Des sources ont déclaré à Reuters que de nombreuses entreprises attendaient des directives plus claires de la Commission européenne avant d'ouvrir des comptes à Gazprombank, mais que le temps pressait.

Helima Croft, responsable de la stratégie mondiale des matières premières chez RBC Capital Markets, a déclaré que l'affaire pourrait "rapidement devenir un test sévère de la détermination européenne à soutenir l'Ukraine face à la flambée des prix de l'énergie et aux risques croissants de récession".

L'Europe dépend des gazoducs pour la plupart de son gaz, et les fournisseurs européens ou nord-africains ne peuvent pas ajouter beaucoup plus de production.

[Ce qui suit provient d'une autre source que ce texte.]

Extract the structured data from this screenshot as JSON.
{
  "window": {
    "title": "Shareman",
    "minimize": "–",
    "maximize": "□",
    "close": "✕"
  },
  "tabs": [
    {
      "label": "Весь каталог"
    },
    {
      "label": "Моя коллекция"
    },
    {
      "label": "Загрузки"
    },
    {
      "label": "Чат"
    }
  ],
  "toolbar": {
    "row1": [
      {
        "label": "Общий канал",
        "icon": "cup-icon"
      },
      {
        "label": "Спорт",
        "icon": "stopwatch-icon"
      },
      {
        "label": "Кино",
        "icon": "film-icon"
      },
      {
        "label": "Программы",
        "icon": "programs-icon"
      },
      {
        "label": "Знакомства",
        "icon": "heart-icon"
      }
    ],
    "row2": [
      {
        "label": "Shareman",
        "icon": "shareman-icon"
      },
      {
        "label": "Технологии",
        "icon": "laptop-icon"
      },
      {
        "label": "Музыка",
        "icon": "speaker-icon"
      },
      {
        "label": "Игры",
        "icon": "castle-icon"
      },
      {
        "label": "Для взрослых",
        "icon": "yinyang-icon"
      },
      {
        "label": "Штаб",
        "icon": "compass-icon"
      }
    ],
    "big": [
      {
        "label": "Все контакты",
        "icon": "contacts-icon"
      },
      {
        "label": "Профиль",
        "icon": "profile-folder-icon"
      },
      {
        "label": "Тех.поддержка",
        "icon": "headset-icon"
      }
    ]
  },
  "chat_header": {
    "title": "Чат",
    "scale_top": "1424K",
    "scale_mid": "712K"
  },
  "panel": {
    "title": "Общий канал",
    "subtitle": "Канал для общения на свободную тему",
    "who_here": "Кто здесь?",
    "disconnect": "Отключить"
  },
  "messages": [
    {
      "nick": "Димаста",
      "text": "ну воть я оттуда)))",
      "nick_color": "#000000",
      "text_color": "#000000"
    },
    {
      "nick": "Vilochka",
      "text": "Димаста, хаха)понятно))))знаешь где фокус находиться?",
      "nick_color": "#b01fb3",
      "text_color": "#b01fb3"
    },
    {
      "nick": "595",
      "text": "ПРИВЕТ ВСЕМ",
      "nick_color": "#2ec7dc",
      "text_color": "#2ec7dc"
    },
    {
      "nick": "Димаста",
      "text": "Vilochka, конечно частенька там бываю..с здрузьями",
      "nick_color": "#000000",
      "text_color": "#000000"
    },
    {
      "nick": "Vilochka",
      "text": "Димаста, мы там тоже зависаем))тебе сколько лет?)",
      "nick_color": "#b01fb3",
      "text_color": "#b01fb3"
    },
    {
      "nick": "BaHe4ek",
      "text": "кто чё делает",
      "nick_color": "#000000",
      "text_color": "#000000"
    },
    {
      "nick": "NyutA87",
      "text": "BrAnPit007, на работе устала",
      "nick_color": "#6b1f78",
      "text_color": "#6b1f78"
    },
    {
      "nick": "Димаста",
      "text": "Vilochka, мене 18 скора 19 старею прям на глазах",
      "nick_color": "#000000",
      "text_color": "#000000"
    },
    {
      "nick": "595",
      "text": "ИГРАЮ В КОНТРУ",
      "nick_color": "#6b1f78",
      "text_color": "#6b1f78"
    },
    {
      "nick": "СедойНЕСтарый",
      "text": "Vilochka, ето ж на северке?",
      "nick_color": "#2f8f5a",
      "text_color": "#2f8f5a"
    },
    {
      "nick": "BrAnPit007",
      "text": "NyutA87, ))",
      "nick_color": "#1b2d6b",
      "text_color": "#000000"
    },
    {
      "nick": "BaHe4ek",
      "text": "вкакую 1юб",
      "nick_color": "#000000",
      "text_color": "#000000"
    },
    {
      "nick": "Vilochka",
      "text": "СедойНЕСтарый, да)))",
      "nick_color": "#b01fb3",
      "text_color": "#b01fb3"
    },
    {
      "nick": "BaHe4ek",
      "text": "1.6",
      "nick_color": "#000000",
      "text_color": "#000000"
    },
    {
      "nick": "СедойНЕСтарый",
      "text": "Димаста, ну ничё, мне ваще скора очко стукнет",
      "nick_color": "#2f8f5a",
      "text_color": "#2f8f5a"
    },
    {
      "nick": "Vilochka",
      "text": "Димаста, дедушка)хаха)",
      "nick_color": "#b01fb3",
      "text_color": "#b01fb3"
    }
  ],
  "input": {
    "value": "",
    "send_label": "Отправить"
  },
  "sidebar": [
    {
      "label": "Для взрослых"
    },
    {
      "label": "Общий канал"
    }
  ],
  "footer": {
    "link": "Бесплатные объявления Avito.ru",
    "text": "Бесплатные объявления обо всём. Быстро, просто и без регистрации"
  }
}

Les États-Unis, qui ont longtemps critiqué l'Europe pour sa dépendance à l'égard de la Russie, ont proposé de fournir davantage de gaz naturel liquéfié (GNL), mais ne peuvent pas combler le déficit - et l'Europe ne dispose pas de suffisamment d'usines pour regazéifier le liquide surfondu.

ÉTATS "INAMICAUX

L'un des législateurs les plus fidèles du Kremlin a suggéré que Moscou pourrait prolonger sa coupure.

"La même chose devrait être faite à l'égard des autres pays qui nous sont inamicaux", a déclaré Viatcheslav Volodine, président de la chambre basse du parlement russe, la Douma.

Certains pays, comme la Grèce, ont déclaré que leurs prochains paiements à Gazprom étaient dus fin mai.

La Bulgarie et la Pologne sont les deux seuls pays européens dont les contrats avec Gazprom expirent à la fin de cette année, ce qui signifie que leur recherche d'un approvisionnement alternatif était déjà avancée.

"Ils étaient donc moins susceptibles de faire des compromis sur la demande de paiement en roubles de la Russie que d'autres pays européens", a déclaré James Waddell, responsable du gaz européen au cabinet de conseil Energy Aspects.

L'Allemagne a déjà activé la première étape d'un plan d'urgence qui pourrait éventuellement conduire à un rationnement du gaz pour l'industrie, qui représente un quart de la demande.

Le constructeur automobile Mercedes-Benz a déclaré qu'un arrêt brutal des livraisons de gaz affecterait la production en Allemagne.

La Pologne, dont le contrat avec Gazprom couvre environ 50 % de ses besoins, a renforcé sa capacité à recevoir du GNL et fait depuis longtemps pression sur l'Union européenne pour qu'elle cesse de dépendre du gaz russe, qui est acheminé vers l'Europe depuis les années 1970, pendant l'ère soviétique.

Elle a déclaré qu'elle prévoyait d'imposer des amendes contractuelles à la Russie.

La Bulgarie, qui dépend de la Russie pour environ 90 % de ses importations de gaz, a déclaré qu'elle n'engagerait pas de négociations pour renouveler son contrat avec Gazprom.

Le contrat de référence européen pour le gaz à un mois a bondi de 20 % à 118 euros (125,14 $) par mégawattheure (MWh) ; il était d'environ 108 euros/MWh à 18 h 30 GMT.